Placing people with disabilities in the community is difficult, state officials say. Georgia promised in the 2010 settlement agreement to move all developmentally disabled patients into “the most integrated setting appropriate to their needs” by July 2015. But 266 remain in state hospitals, according to court records, and the state’s lawyers recently raised the possibility they may never leave.
“Many of these individuals have extensive needs and medically complex conditions,” the lawyers said in a letter to the Justice Department, “and it is a challenge, especially in rural parts of the state, to find community providers who have expertise and experience to serve this high-risk population.”
For some, the lawyers said, “the state hospitals ultimately may be the most integrated setting appropriate to their needs.”

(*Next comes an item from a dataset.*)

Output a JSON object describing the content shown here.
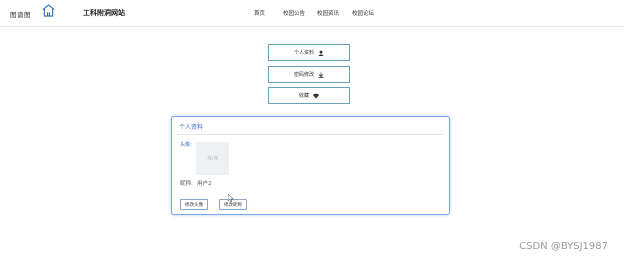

Advocates for people with disabilities say the state has the ability to do much more. The state, they say, licenses group homes, inspects and regulates them, and oversees the investigations of all deaths.
"There's a lot of data in the system," said Alison Barkoff, the director of advocacy at the Bazelon Center for Mental Health Law in Washington. "But data is useless if you don't use it to address problems."
Barkoff, who represents advocacy groups that monitor the state’s compliance with the 2010 settlement agreement, said the deaths don’t undermine the idea that people with disabilities should live in communities, not institutions.
“We know from other states' experiences that people with complex needs can be well supported in the community," she said. "It's not that people with disabilities shouldn't be in the community to begin with."